Tra i deportati in fortezza per ragioni di sicurezza nazionale, vi furono alcuni ufficiali garibaldini catturati dall’esercito sabaudo nel 1862. La prigionia seguì alle preoccupazioni del regio governo nei confronti della inarrestabile marcia degli uomini di Garibaldi verso Roma. Un’avanzata pericolosa poiché non consentita dalle alleanze internazionali, in primis la Francia. Per tale ragione sull’Aspromonte le camicie rosse vennero fermate dalle truppe regolari. Sei ufficiali furono, in seguito, inviati al San Carlo (20 settembre 1862). Ecco i nomi di alcuni di loro: – tenente colonnello Giacinto Bruzzesi.
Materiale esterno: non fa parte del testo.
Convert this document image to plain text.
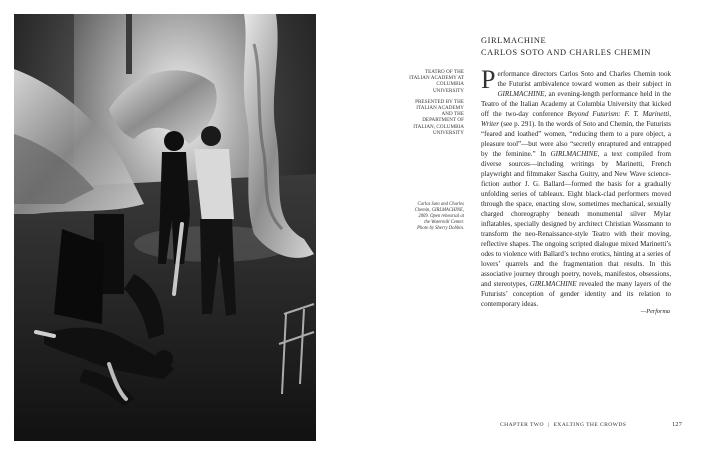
TEATRO OF THE ITALIAN ACADEMY AT COLUMBIA UNIVERSITY

PRESENTED BY THE ITALIAN ACADEMY AND THE DEPARTMENT OF ITALIAN, COLUMBIA UNIVERSITY

Carlos Soto and Charles Chemin, GIRLMACHINE, 2009. Open rehearsal at the Watermill Center. Photo by Sherry Dobbin.
GIRLMACHINE
CARLOS SOTO AND CHARLES CHEMIN

Performance directors Carlos Soto and Charles Chemin took the Futurist ambivalence toward women as their subject in GIRLMACHINE, an evening-length performance held in the Teatro of the Italian Academy at Columbia University that kicked off the two-day conference Beyond Futurism: F. T. Marinetti, Writer (see p. 291). In the words of Soto and Chemin, the Futurists “feared and loathed” women, “reducing them to a pure object, a pleasure tool”—but were also “secretly enraptured and entrapped by the feminine.” In GIRLMACHINE, a text compiled from diverse sources—including writings by Marinetti, French playwright and filmmaker Sascha Guitry, and New Wave science-fiction author J. G. Ballard—formed the basis for a gradually unfolding series of tableaux. Eight black-clad performers moved through the space, enacting slow, sometimes mechanical, sexually charged choreography beneath monumental silver Mylar inflatables, specially designed by architect Christian Wassmann to transform the neo-Renaissance-style Teatro with their moving, reflective shapes. The ongoing scripted dialogue mixed Marinetti’s odes to violence with Ballard’s techno erotics, hinting at a series of lovers’ quarrels and the fragmentation that results. In this associative journey through poetry, novels, manifestos, obsessions, and stereotypes, GIRLMACHINE revealed the many layers of the Futurists’ conception of gender identity and its relation to contemporary ideas.

—Performa
CHAPTER TWO | EXALTING THE CROWDS	127
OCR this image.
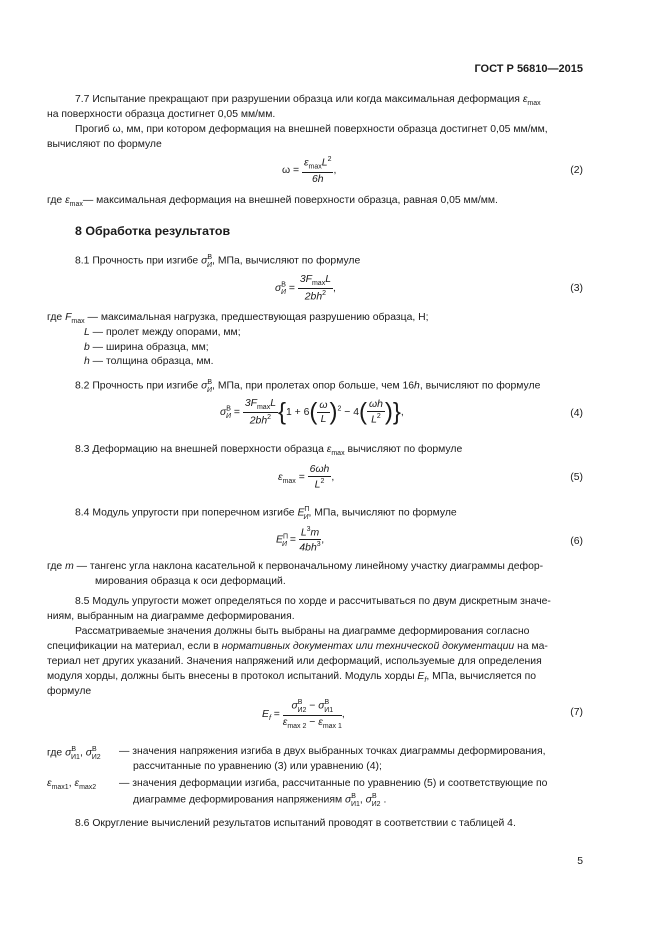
ГОСТ Р 56810—2015
7.7 Испытание прекращают при разрушении образца или когда максимальная деформация $\varepsilon_{max}$
на поверхности образца достигнет 0,05 мм/мм.
Прогиб ω, мм, при котором деформация на внешней поверхности образца достигнет 0,05 мм/мм,
вычисляют по формуле
$\omega = \frac{\varepsilon_{max}L^2}{6h}$ ,	(2)
где $\varepsilon_{max}—$ максимальная деформация на внешней поверхности образца, равная 0,05 мм/мм.
8 Обработка результатов
8.1 Прочность при изгибе $\sigma^В_И$, МПа, вычисляют по формуле
$\sigma^В_И = \frac{3F_{max}L}{2bh^2}$ ,	(3)
где $F_{max}$ — максимальная нагрузка, предшествующая разрушению образца, Н;
L — пролет между опорами, мм;
b — ширина образца, мм;
h — толщина образца, мм.
8.2 Прочность при изгибе $\sigma^В_И$, МПа, при пролетах опор больше, чем 16h, вычисляют по формуле
$\sigma^В_И = \frac{3F_{max}L}{2bh^2} \{1 + 6( \frac{\omega}{L} )^2 - 4( \frac{\omega h}{L^2}$ )},	(4)
8.3 Деформацию на внешней поверхности образца $\varepsilon_{max}$ вычисляют по формуле
$\varepsilon_{max} = \frac{6\omega h}{L^2}$ ,	(5)
8.4 Модуль упругости при поперечном изгибе $E^П_И$, МПа, вычисляют по формуле
$E^П_И = \frac{L^3m}{4bh^3}$ ,	(6)
где m — тангенс угла наклона касательной к первоначальному линейному участку диаграммы дефор-
мирования образца к оси деформаций.
8.5 Модуль упругости может определяться по хорде и рассчитываться по двум дискретным значе-
ниям, выбранным на диаграмме деформирования.
Рассматриваемые значения должны быть выбраны на диаграмме деформирования согласно
спецификации на материал, если в нормативных документах или технической документации на ма-
териал нет других указаний. Значения напряжений или деформаций, используемые для определения
модуля хорды, должны быть внесены в протокол испытаний. Модуль хорды $E_f$, МПа, вычисляется по
формуле
$E_f = \frac{\sigma^В_{И2} - \sigma^В_{И1}}{\varepsilon_{max 2} - \varepsilon_{max 1}}$ ,	(7)
где $\sigma^В_{И1}$, $\sigma^В_{И2}$
— значения напряжения изгиба в двух выбранных точках диаграммы деформирования,
рассчитанные по уравнению (3) или уравнению (4);
$\varepsilon_{max1}$, $\varepsilon_{max2}$ — значения деформации изгиба, рассчитанные по уравнению (5) и соответствующие по
диаграмме деформирования напряжениям $\sigma^В_{И1}$, $\sigma^В_{И2}$ .
8.6 Округление вычислений результатов испытаний проводят в соответствии с таблицей 4.
5
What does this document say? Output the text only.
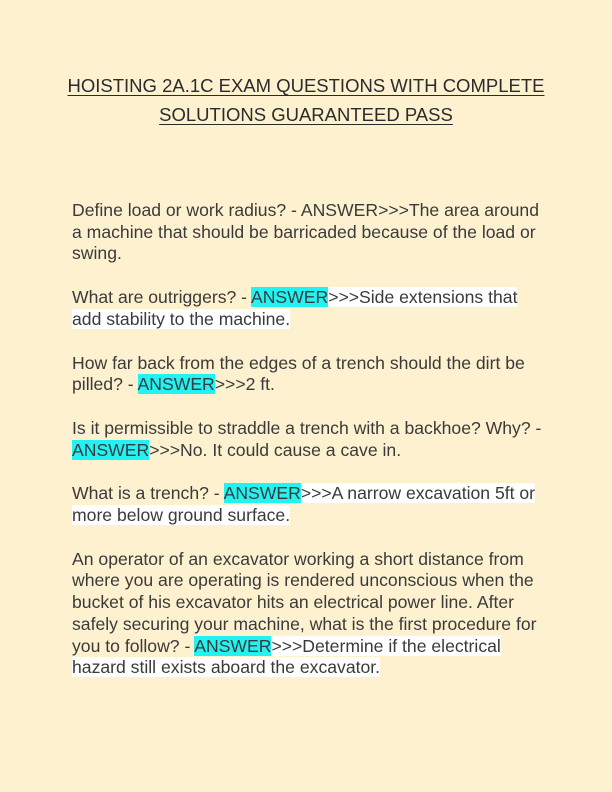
HOISTING 2A.1C EXAM QUESTIONS WITH COMPLETE SOLUTIONS GUARANTEED PASS

Define load or work radius? - ANSWER>>>The area around a machine that should be barricaded because of the load or swing.

What are outriggers? - ANSWER>>>Side extensions that add stability to the machine.

How far back from the edges of a trench should the dirt be pilled? - ANSWER>>>2 ft.

Is it permissible to straddle a trench with a backhoe? Why? - ANSWER>>>No. It could cause a cave in.

What is a trench? - ANSWER>>>A narrow excavation 5ft or more below ground surface.

An operator of an excavator working a short distance from where you are operating is rendered unconscious when the bucket of his excavator hits an electrical power line. After safely securing your machine, what is the first procedure for you to follow? - ANSWER>>>Determine if the electrical hazard still exists aboard the excavator.
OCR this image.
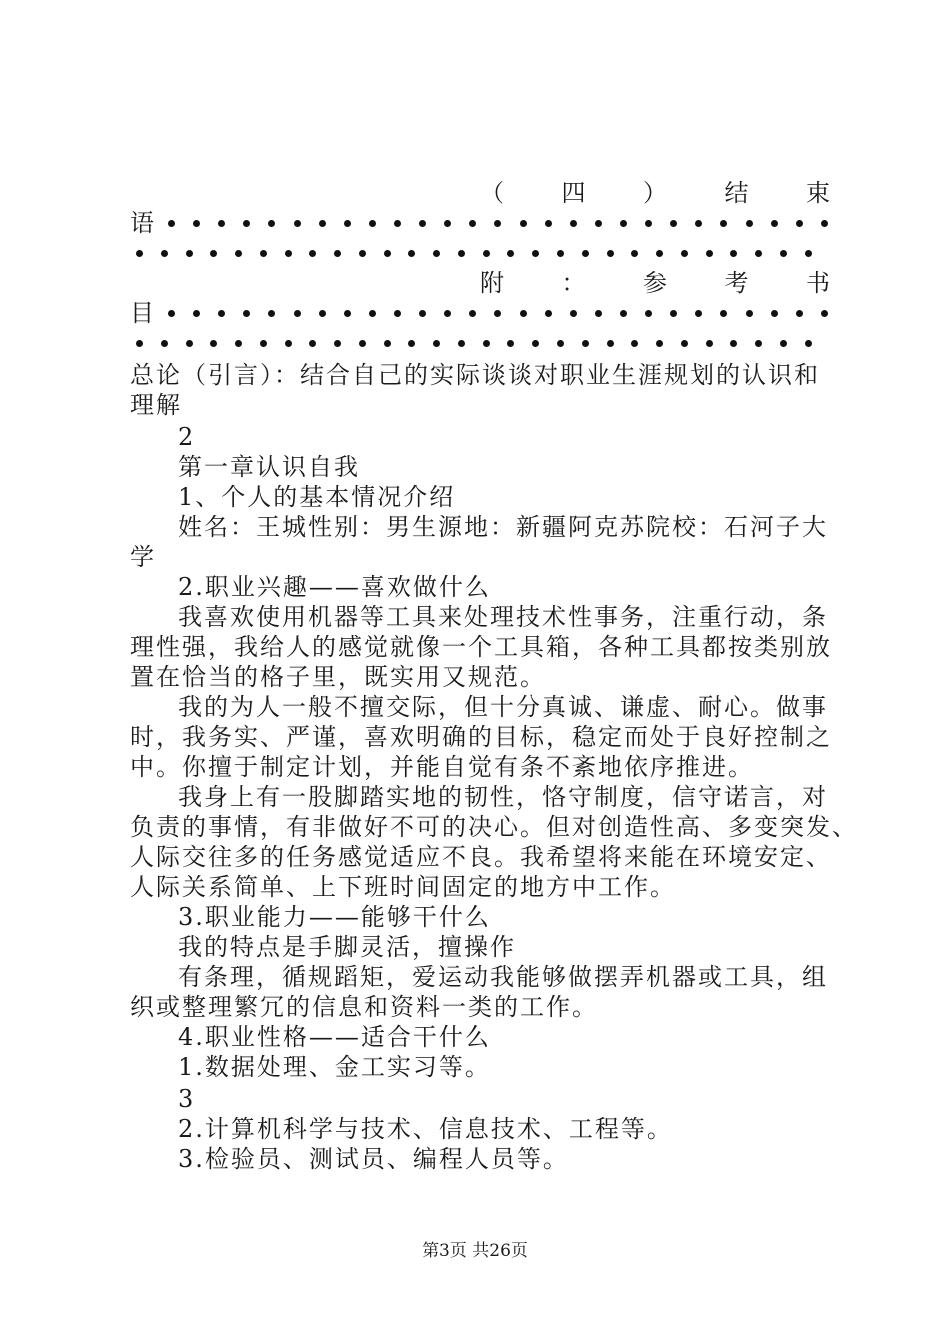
（ 四 ） 结 束
语
附 ： 参 考 书
目
总论（引言）：结合自己的实际谈谈对职业生涯规划的认识和
理解
2
第一章认识自我
1、个人的基本情况介绍
姓名：王城性别：男生源地：新疆阿克苏院校：石河子大
学
2.职业兴趣——喜欢做什么
我喜欢使用机器等工具来处理技术性事务，注重行动，条
理性强，我给人的感觉就像一个工具箱，各种工具都按类别放
置在恰当的格子里，既实用又规范。
我的为人一般不擅交际，但十分真诚、谦虚、耐心。做事
时，我务实、严谨，喜欢明确的目标，稳定而处于良好控制之
中。你擅于制定计划，并能自觉有条不紊地依序推进。
我身上有一股脚踏实地的韧性，恪守制度，信守诺言，对
负责的事情，有非做好不可的决心。但对创造性高、多变突发、
人际交往多的任务感觉适应不良。我希望将来能在环境安定、
人际关系简单、上下班时间固定的地方中工作。
3.职业能力——能够干什么
我的特点是手脚灵活，擅操作
有条理，循规蹈矩，爱运动我能够做摆弄机器或工具，组
织或整理繁冗的信息和资料一类的工作。
4.职业性格——适合干什么
1.数据处理、金工实习等。
3
2.计算机科学与技术、信息技术、工程等。
3.检验员、测试员、编程人员等。
第3页 共26页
Personaggio avventuroso, prese parte ad azioni individuali durante le insurrezioni risorgimentali, alla seconda guerra di indipendenza ed alla spedizione dei mille. – maggiore Vincenzo Cattabeni. Uomo di barricata, fu in prima linea nelle battaglie di piazza a Roma e Venezia, di fianco a Pepe. Nel 1860 si imbarcò per la Sicilia entrando nello stato maggiore di Garibaldi. Impazzì nel forte durante la prigionia e di questo morì. – maggiore Clemente Corte. Ufficiale di artiglieria sabauda, combatté a Custoza. Nel 1851 si dimise dal regio esercito e si portò in Africa a pugnare nelle file dell’esercito francese. Durante il 1859 fu assunto da Garibaldi. – Enrico Guastalla. Noto diplomatico e militare. – Francesco Nullo e un certo Guicciardi. Susseguentemente all’unità d’Italia nel San Carlo furono condotti in «villeggiatura a meditare sul regolamento militare» i soldati definiti «indisciplinati». Le palle al piede, i ceppi e le catene, con il finire del XIX secolo, diventano solo un ricordo drammatico del vecchio carcere duro del regno sardo. Oggi da più parti si ricorda il periodo in cui la fortezza divenne un campo di concentramento per truppe borboniche e papaline.

Recenti ricerche sottolineano le pessime condizioni in cui nel 1861 questi militari furono «ospitati» a Fenestrelle: laceri e poco nutriti era usuale vederli appoggiati a ridosso dei muraglioni, nel tentativo disperato di catturare i timidi raggi solari invernali, ricordando forse con nostalgia il caldo di altri climi mediterranei. E’ noto un tentativo di ribellione ideato dai reclusi, piano sventato quasi per caso dalle autorità piemontesi. La fortezza di Fenestrelle non ebbe altri reclusi se non militari: ufficiali condannati agli arresti di fortezza e particolari reparti di disciplina, il più noto dei quali è l’VIII, al quale furono aggregati i commilitoni del caporale Pietro Barsanti, l’organizzatore della fallita rivolta militare di Pavia, nel marzo del 1870. Uno di questi fu il giornalista Augusto Franzoi, il quale tentò pure di evadere. In una notte del novembre 1870, 28 disciplinotti (che desideravano raggiungere la Francia per difendere la Repubblica proclamata in seguito alla caduta di Napoleone III) riuscirono a sorprendere una sentinella e, mediante una corda assicurata ad un cannone, a calarsi da una cannoniera. Ma, mentre tutti gli altri riuscirono a raggiungere il fossato, incolumi, il Franzoi cadde e si slogò un piede. Per evitare il danno di tutti, il ferito fu abbandonato e tosto nuovamente imprigionato. Successivamente trasferito ad altre prigioni, quel disciplinotto finirà per essere liberato ed allontanato dall’esercito. Durante la grande guerra vennero concentrati a Fenestrelle anche prigionieri austroungarici. Altre compagnie di disciplina furono alla Ridotta Carlo Alberto nel 1910 e, dopo il primo conflitto mondiale, nei Quartieri del San Carlo (400 uomini condannati per reati commessi durante la guerra). Tra questi, nel 1916, anche il generale Giulio Dahuet: reo di essersi duramente contrapposto alle strategie, sanguinarie, del capo di Stato Maggiore Cadorna. Le sue teorie sull’uso dell’aviazione in operazioni belliche sono ancora studiate nelle Accademie militari americane. Durante il XX secolo il fascismo riporterà il forte agli antichi lugubri sfarzi di prigione politica.